Ik verzoek de rechtbank om geen directe collega’s van u in de wrakingskamer te plaatsen.”
2.2.
De wrakingskamer moet de vraag beantwoorden of mr. Van Aalst partijdig is of dat hij die indruk bij verzoeker heeft gewekt. Die indruk gaat niet alleen maar over het persoonlijke gevoel van verzoeker, maar moet ‘geobjectiveerd’ zijn. Dat wil zeggen dat een willekeurige andere persoon in de plaats van verzoeker op grond van bepaalde feiten en omstandigheden óók moet hebben gedacht dat mr. Van Aalst partijdig is. Het uitgangspunt is dat mr. Van Aalst vanwege zijn aanstelling als rechter wordt vermoed onpartijdig te zijn. Dat kan anders zijn als sprake is van een uitzonderlijke omstandigheid, waaruit kan worden afgeleid dat hij vooringenomen is.
2.3.
De wrakingskamer begrijpt het verzoek aldus dat dit is gericht tegen de (motivering van de) uitstelbeslissing. Gezien het gesloten stelsel van rechtsmiddelen mag de wrakingskamer geen oordeel geven over de juistheid van de motivering van (proces)beslissingen, tenzij de motivering in het licht van alle omstandigheden van het geval en naar objectieve maatstaven gemeten niet anders kan worden opgevat dan dat de beslissing met vooringenomenheid van de rechter is gegeven.
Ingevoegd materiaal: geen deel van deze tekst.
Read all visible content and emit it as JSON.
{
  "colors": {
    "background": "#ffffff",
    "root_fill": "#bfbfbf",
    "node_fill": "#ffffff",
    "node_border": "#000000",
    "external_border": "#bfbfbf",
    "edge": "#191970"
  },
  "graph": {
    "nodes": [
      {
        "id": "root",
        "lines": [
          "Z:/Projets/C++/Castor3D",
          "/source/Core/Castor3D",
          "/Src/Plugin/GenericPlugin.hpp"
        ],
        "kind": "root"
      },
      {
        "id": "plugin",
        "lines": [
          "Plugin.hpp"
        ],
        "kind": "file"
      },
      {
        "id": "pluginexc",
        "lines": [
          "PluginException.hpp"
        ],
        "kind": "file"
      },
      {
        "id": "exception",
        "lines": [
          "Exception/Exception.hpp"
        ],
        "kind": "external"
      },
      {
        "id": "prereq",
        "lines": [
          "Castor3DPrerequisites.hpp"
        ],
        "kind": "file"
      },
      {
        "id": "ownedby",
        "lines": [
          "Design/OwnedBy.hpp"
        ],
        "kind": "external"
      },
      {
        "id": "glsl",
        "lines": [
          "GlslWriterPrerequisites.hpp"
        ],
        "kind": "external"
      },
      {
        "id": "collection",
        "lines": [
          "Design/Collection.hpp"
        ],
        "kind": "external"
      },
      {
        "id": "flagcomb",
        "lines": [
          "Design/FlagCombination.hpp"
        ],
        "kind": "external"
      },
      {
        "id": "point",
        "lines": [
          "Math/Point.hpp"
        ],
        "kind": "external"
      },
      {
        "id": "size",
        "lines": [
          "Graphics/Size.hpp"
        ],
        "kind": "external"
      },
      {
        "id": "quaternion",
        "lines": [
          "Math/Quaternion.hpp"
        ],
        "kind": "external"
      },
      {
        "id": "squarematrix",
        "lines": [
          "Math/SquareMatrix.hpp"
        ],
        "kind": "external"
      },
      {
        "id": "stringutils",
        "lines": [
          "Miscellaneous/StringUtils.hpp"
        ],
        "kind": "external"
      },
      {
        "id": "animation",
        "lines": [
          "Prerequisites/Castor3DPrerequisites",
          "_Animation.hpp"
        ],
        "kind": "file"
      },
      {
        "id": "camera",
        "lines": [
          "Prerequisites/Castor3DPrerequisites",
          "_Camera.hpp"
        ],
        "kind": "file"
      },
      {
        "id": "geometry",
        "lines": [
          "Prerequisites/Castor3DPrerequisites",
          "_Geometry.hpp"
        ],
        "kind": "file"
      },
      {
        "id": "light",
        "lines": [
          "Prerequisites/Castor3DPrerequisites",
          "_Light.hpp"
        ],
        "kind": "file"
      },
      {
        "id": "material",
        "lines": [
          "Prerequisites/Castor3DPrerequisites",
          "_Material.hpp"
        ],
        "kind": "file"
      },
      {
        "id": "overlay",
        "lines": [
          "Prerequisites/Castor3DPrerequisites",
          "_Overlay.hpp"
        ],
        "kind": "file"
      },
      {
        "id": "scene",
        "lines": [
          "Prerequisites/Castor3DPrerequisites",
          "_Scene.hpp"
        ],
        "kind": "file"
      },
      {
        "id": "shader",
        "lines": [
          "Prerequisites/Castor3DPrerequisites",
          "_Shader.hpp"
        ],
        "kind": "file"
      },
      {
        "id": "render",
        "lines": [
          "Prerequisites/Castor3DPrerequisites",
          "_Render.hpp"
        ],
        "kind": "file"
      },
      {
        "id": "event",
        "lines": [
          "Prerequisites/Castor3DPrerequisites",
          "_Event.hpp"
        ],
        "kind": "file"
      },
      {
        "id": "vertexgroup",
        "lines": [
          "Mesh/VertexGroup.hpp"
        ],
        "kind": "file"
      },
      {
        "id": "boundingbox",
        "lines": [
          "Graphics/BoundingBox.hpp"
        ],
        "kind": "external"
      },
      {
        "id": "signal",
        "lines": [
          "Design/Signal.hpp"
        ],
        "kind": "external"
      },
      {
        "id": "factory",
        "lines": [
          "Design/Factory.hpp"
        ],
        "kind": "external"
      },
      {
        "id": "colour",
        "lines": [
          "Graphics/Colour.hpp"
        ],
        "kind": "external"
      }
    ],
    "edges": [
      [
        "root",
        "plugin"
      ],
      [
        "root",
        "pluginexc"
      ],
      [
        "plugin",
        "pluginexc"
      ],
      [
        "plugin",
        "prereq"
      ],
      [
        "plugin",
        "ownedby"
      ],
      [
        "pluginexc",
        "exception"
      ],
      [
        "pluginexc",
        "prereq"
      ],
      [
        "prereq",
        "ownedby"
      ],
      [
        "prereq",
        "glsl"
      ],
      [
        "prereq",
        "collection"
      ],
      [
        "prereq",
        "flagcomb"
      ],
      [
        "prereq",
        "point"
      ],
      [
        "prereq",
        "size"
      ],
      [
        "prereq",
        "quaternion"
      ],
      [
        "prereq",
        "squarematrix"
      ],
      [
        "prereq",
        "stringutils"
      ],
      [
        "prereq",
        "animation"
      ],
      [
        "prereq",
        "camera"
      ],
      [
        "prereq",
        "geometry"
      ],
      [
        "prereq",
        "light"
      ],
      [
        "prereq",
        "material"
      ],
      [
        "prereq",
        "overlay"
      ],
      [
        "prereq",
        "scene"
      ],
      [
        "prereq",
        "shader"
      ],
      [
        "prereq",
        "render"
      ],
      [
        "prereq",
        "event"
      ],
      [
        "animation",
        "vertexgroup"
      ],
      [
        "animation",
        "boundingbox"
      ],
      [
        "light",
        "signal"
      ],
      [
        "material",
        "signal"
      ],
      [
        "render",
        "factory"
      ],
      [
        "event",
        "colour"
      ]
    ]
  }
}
Kortom: een rechterlijke (proces)beslissing als zodanig is nooit grond voor wraking, de motivering van een dergelijke beslissing zelden (HR 25 september 2018, ECLI:NL:HR:2018:1413).
2.4.
In de door verzoeker aangedragen feiten en omstandigheden ziet de wrakingskamer geen aanleiding om te oordelen dat de motivering van de uitstelbeslissing met vooringenomenheid van mr. Van Aalst is gegeven. Daarbij betrekt de wrakingskamer dat uit het hiervoor genoemde proces-verbaal ook blijkt dat er nog is gekeken of de zitting op korte termijn verplaatst kon worden maar dat dit vóór Pasen niet meer lukte en dat daarom is besloten de mondelinge behandeling door te laten gaan. Aan het belang van een voortvarende behandeling van de kantonzaak moet op dit moment een zwaarder gewicht worden toegekend dan aan het belang van verzoeker bij uitstel.
2.5.
De wrakingskamer concludeert dat van vooringenomenheid van mr. Van Aalst niet is gebleken. Het verzoek tot wraking is kennelijk ongegrond en zal daarom zonder behandeling ter zitting worden afgedaan.

3.De beslissing

De wrakingskamer
- verklaart het verzoek ongegrond.
Deze beslissing is gegeven door mrs. A.E. Zweers, J.H.M. Hesseling en M.H. van der Lecq in tegenwoordigheid van de griffier en in het openbaar uitgesproken op 3 april 2023.
de griffier, de voorzitter,
Tegen deze beslissing staat geen rechtsmiddel open.